Red Bull: So tickt Jürgen Klopps neuer Arbeitgeber

Sport zieht die Massen an – und die Strategen im österreichischen Fuschl am See wissen diese Faszination so gut für sich zu nutzen wie kaum jemand sonst. Ob tollkühne Flugkunst, Breakdance, Ski, Eishockey, Formel 1, Radrennen oder natürlich Fußball: Überall, wo es actionreich zugeht und viele Leute zuschauen, ist die Marke Red Bull präsent. Manche Extremsportarten hängen sogar maßgeblich am Engagement des Getränkekonzerns. Waghalsige – und in einzelnen Fällen tödliche – Stuntaktionen gehören ebenso zum Konzept. All das zahlt auf den Absatz des Kernprodukts ein, des Energydrinks Red Bull. Doch auch wer ihn nicht anrührt, kommt kaum an dem Logo mit den zwei Stieren vorbei.

Mit der Verpflichtung von Jürgen Klopp als „Global Head of Soccer“ ist dem Konzern nun ein besonderer Coup gelungen. In dieser Rolle wird der langjährige Fußballtrainer nicht an der Seitenlinie stehen, sondern er soll das Klubnetzwerk übersehen und weiterentwickeln. Fünf Vereine gehören mittlerweile zum Konzern: Bragantino aus Brasilien, Omiya Ardija aus Japan, die New York Red Bulls, Bundesligist Leipzig und natürlich RB Salzburg.

Mit dem österreichischen Verein nahe der Zentrale in Fuschl fing alles an. 2005 wurde aus dem SV Austria Salzburg der FC Red Bull. Mittlerweile ist der Konzern hier offiziell nur noch Sponsor. Der Grund: Nach den UEFA-Statuten dürfen nicht zwei Vereine mit demselben Eigentümer an europäischen Wettbewerben teilnehmen – und da ist ja schließlich noch die ambitionierte Dependance in Leipzig. 2009 hatte der Konzern das Startrecht des SSV Markranstädt für die fünfte deutsche Liga übernommen, acht Jahre später folgte der Aufstieg in die Bundesliga. Heute spielt RB Leipzig Champions League und hat zweimal den DFB-Pokal gewonnen.

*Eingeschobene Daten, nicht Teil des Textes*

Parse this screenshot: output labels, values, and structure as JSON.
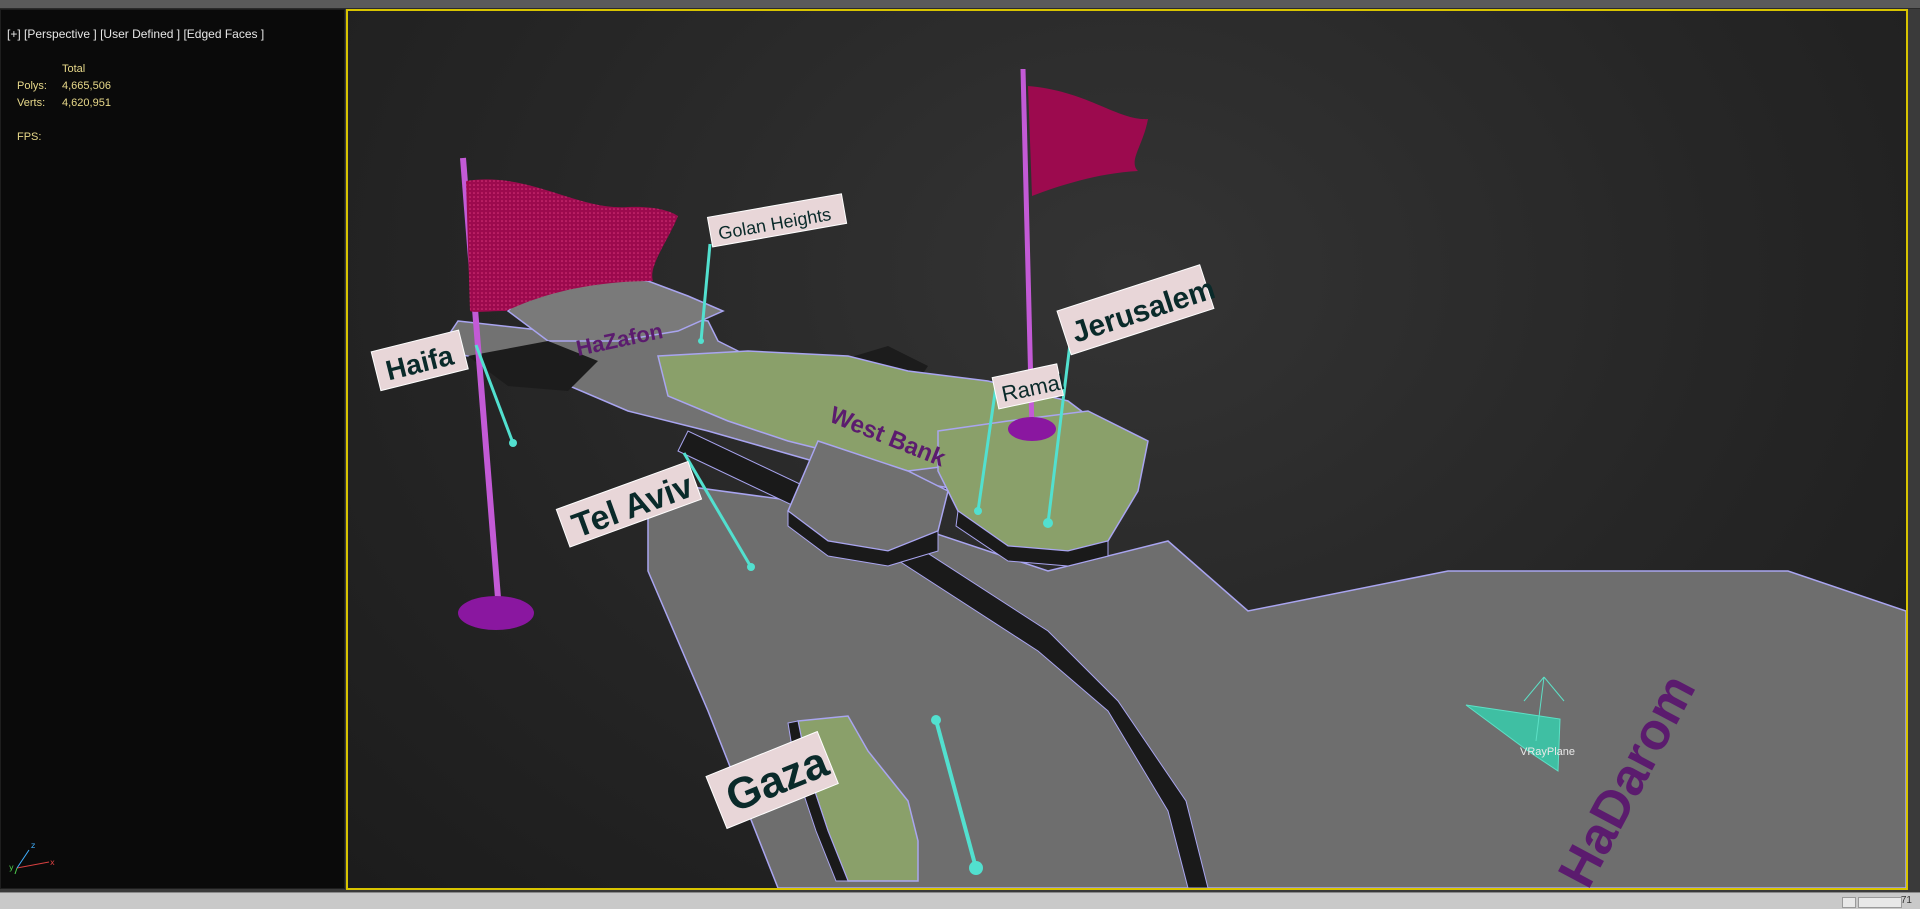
{
  "viewport_label": {
    "plus": "[+]",
    "view": "[Perspective ]",
    "mode": "[User Defined ]",
    "shading": "[Edged Faces ]"
  },
  "stats": {
    "header": "Total",
    "polys_label": "Polys:",
    "polys_value": "4,665,506",
    "verts_label": "Verts:",
    "verts_value": "4,620,951",
    "fps_label": "FPS:"
  },
  "map_labels": {
    "region_north": "HaZafon",
    "region_west_bank": "West Bank",
    "region_south": "HaDarom"
  },
  "city_labels": {
    "haifa": "Haifa",
    "golan": "Golan Heights",
    "tel_aviv": "Tel Aviv",
    "ramallah": "Ramal",
    "jerusalem": "Jerusalem",
    "gaza": "Gaza"
  },
  "scene_object_label": "VRayPlane",
  "status_zoom": "71",
  "colors": {
    "selection_border": "#d8c400",
    "flag": "#9c0a4e",
    "pole": "#c35ad6",
    "pin": "#52e0cf",
    "land_gray": "#6f6f6f",
    "land_green": "#8aa06a",
    "region_text": "#5b1b6e"
  }
}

Das Fußballkonstrukt Red Bull

Werden Spielphilosophie und die Arbeit mit und der Aufbau von Talenten in der Fußballwelt gelobt, steht das Gesamtkonstrukt mit der Übernahme von Vereinen und wie sie untereinander zusammenarbeiten bei vielen Fans und auch diversen Funktionären in der Kritik. Klopp besitzt nun nicht nur nach Ansicht vieler das größte Charisma unter deutschen Fußballtrainern – obwohl er bei Red Bull nicht als Trainer tätig sein wird. Für viele Fans strahlte gerade er mit seiner Art auch noch etwas Romantik aus in einem ganz und gar unromantischen Milliardenbusiness. Der komplette Gegenentwurf zu den akribisch geplanten Fußballaktivitäten des Konzerns, so die Lesart. Seinem Ruf schadeten auch zahlreiche Werbe­deals bis dato nie wirklich. Und mögen zwei seiner ehemaligen Klubs börsennotiert (Dortmund) oder im Besitz eines amerikanischen Investors sein (Liverpool), so können sie dennoch große Tradition und eine über viele Jahre gewachsene Fankultur vorweisen.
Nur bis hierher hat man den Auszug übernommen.